Abstract: FR-PO0083
Treatment of AKI During a Nationwide Intravenous Fluid Shortage
Session Information
- AKI: Epidemiology and Clinical Trials
November 07, 2025 | Location: Exhibit Hall, Convention Center
Abstract Time: 10:00 AM - 12:00 PM
Category: Acute Kidney Injury
- 102 AKI: Clinical, Outcomes, and Trials
Authors
- Neiderman, George G., University at Buffalo, Buffalo, New York, United States
- Panesar, Jay, Williamsville Central School District, East Amherst, New York, United States
Background
Hurricane Helene of September 2024 resulted in severely damaging a major intravenous fluid manufacturing plant which caused a nationwide fluid shortage.
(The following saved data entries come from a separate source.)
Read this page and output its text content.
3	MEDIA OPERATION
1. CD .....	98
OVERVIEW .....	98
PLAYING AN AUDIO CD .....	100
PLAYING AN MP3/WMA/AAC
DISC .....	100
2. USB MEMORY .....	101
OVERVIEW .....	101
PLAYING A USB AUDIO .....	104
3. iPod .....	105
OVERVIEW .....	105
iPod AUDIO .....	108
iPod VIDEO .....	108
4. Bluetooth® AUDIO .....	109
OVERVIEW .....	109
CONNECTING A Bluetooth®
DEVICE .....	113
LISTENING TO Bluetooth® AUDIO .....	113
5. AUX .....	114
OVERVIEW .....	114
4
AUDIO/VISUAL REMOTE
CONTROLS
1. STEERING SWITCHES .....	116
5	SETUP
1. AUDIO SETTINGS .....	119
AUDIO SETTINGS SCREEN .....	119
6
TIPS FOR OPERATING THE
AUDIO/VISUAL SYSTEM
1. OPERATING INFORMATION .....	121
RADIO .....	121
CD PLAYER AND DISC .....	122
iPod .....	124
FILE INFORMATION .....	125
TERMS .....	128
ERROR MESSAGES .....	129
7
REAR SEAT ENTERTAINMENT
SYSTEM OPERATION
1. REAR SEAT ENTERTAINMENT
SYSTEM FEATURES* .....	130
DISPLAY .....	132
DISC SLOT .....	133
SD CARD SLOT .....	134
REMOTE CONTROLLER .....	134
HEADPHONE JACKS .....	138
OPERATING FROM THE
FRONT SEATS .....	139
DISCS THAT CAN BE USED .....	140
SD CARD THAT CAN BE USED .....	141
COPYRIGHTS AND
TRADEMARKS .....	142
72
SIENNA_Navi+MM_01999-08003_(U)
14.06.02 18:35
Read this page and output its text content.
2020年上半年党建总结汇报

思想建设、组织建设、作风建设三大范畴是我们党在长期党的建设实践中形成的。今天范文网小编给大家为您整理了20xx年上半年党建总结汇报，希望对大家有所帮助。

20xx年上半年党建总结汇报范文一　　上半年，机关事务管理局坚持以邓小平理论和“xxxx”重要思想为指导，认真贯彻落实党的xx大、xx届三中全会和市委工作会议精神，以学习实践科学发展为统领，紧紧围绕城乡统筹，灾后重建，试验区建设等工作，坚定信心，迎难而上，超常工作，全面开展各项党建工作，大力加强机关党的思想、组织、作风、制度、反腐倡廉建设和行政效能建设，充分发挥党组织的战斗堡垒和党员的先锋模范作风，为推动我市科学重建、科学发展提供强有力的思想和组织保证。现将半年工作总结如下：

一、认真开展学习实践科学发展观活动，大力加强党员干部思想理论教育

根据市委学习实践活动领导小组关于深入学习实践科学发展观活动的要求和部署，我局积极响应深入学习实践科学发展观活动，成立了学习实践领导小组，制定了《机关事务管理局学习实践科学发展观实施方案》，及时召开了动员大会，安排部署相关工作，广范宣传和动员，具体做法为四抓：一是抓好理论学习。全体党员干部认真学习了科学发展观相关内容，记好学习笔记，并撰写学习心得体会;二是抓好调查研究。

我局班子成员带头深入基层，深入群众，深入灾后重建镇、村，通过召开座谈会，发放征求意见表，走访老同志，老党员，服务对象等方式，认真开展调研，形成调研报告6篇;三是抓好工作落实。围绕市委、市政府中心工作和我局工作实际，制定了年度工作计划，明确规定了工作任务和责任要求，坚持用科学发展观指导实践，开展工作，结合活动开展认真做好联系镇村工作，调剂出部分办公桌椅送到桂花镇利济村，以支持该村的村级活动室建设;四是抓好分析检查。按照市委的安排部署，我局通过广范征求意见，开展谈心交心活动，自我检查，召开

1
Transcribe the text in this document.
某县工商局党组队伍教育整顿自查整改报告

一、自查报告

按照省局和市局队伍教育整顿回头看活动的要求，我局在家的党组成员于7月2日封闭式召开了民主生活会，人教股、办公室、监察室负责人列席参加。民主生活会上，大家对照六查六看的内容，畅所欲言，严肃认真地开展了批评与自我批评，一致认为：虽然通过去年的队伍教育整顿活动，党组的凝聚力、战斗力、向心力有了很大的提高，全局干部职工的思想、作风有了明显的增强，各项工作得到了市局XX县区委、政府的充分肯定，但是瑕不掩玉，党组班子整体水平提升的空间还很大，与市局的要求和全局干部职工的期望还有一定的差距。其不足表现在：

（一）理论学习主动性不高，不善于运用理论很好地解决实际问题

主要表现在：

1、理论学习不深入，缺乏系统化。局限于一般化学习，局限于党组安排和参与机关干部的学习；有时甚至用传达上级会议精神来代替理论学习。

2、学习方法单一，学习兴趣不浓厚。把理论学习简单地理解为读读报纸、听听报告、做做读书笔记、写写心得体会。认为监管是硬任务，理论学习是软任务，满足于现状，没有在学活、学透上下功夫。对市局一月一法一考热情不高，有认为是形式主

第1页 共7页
Consequently, healthcare systems were encouraged to implement conservation strategies such as to increase the use of oral versus intravenous hydration in clinically applicable situations.
Methods
An oral hydration order set was implemented in the electronic health record in a tertiary care academic medical center to encourage and facilitate the use of oral fluids for the treatment of acute kidney injury. Order set usage rates were tabulated and compared to the frequency of orders placed for intravenous fluids in patients with a diagnosis of acute kidney injury during the nationwide fluid shortage from October to December 2024. During this time, the length of stay was also compared for acute kidney injury patient diagnosed on admission treated with oral versus intravenous hydration. Lastly, the rate of improvement in renal function was compared between the two groups.
Results
The oral hydration order set was used 6.8% (3/44) of the time in patients admitted with acute kidney injury. The length of stay in the oral hydration group was 16.3 days versus 8.7 days in intravenous group (p value 0.245, effect size -0.706). Also, there was no statistically significant difference in the length of stay for both groups (oral and intravenous) between the shortage and the pre-shortage time periods. Days to achieve a serum creatinine level of less than 1.5 mg/dL was 4.4 days for the intravenous group versus 2.3 days in the oral hydration group.
Conclusion
Oral hydration order sets proved to be ineffective in changing practitioner behavior for the treatment of acute kidney injury even in the setting of a nationwide crisis. Intravenous fluids remained the treatment of choice for acute kidney injury.